Minimal-invasive Bandscheiben-OP

Die minimal-invasive Bandscheiben-OP ist eine schonende Alternative zur herkömmlichen invasiven Operation bei einem Bandscheibenvorfall. Zur Auswahl stehen dabei drei verschiedene Verfahren: die minimal-invasive mikrochirurgische Bandscheiben-OP, die minimal-invasive perkutane Bandscheiben-OP und die minimal-invasive endoskopische Bandscheiben-OP.

Rückenschmerzen sind eine Volkskrankheit in Deutschland und für die Bundesbürger einer der wichtigsten Gründe dafür, einen Arzt aufzusuchen.

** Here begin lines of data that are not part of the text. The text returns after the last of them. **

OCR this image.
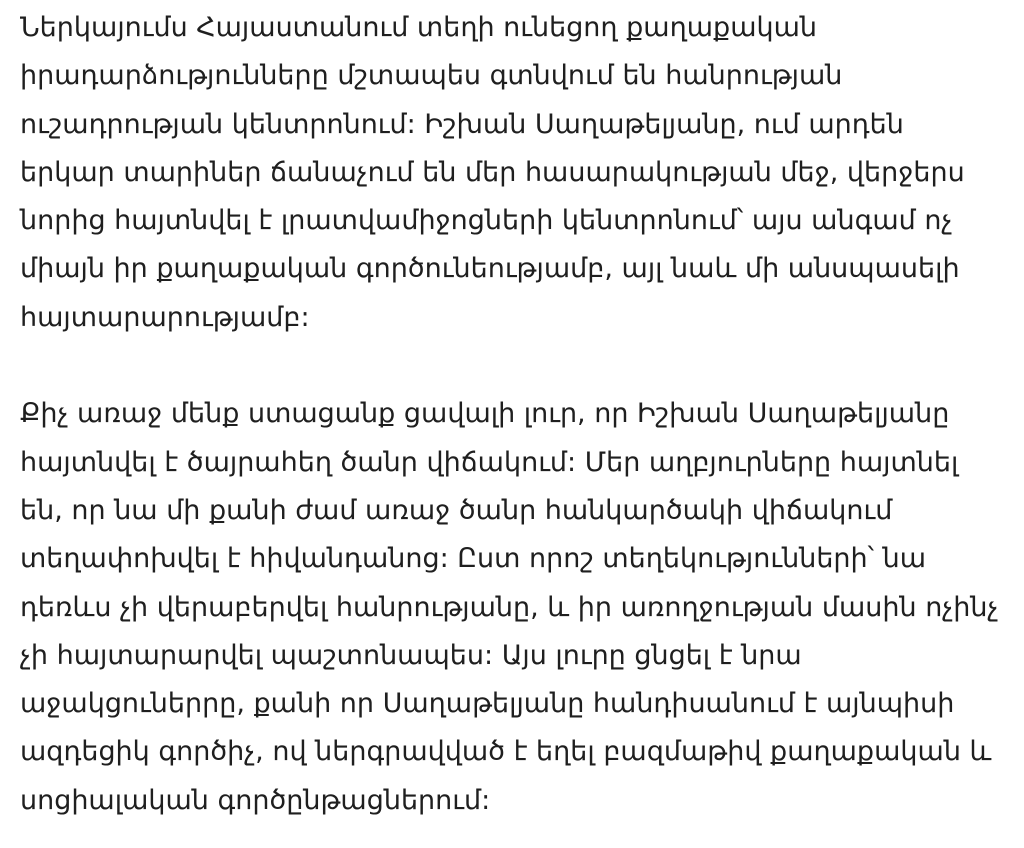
Ներկայումս Հայաստանում տեղի ունեցող քաղաքական
իրադարձությունները մշտապես գտնվում են հանրության
ուշադրության կենտրոնում: Իշխան Սաղաթելյանը, ում արդեն
երկար տարիներ ճանաչում են մեր հասարակության մեջ, վերջերս
նորից հայտնվել է լրատվամիջոցների կենտրոնում՝ այս անգամ ոչ
միայն իր քաղաքական գործունեությամբ, այլ նաև մի անսպասելի
հայտարարությամբ:

Քիչ առաջ մենք ստացանք ցավալի լուր, որ Իշխան Սաղաթելյանը
հայտնվել է ծայրահեղ ծանր վիճակում: Մեր աղբյուրները հայտնել
են, որ նա մի քանի ժամ առաջ ծանր հանկարծակի վիճակում
տեղափոխվել է հիվանդանոց: Ըստ որոշ տեղեկությունների՝ նա
դեռևս չի վերաբերվել հանրությանը, և իր առողջության մասին ոչինչ
չի հայտարարվել պաշտոնապես: Այս լուրը ցնցել է նրա
աջակցուներրը, քանի որ Սաղաթելյանը հանդիսանում է այնպիսի
ազդեցիկ գործիչ, ով ներգրավված է եղել բազմաթիվ քաղաքական և
սոցիալական գործընթացներում:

In der heutigen Zeit sitzt ein Großteil der arbeitenden Bevölkerung im Büro vor dem Computer. Dabei kommt es zu einer Fehlhaltung des Rückens und einer gleichzeitigen Überlastung der Bandscheiben. Die natürlichen Stoßdämpfer innerhalb der Wirbelsäule werden zusammen gepresst und sprengen im Extremfall ihre eigene Hülle. Ein Bandscheibenprolaps liegt vor.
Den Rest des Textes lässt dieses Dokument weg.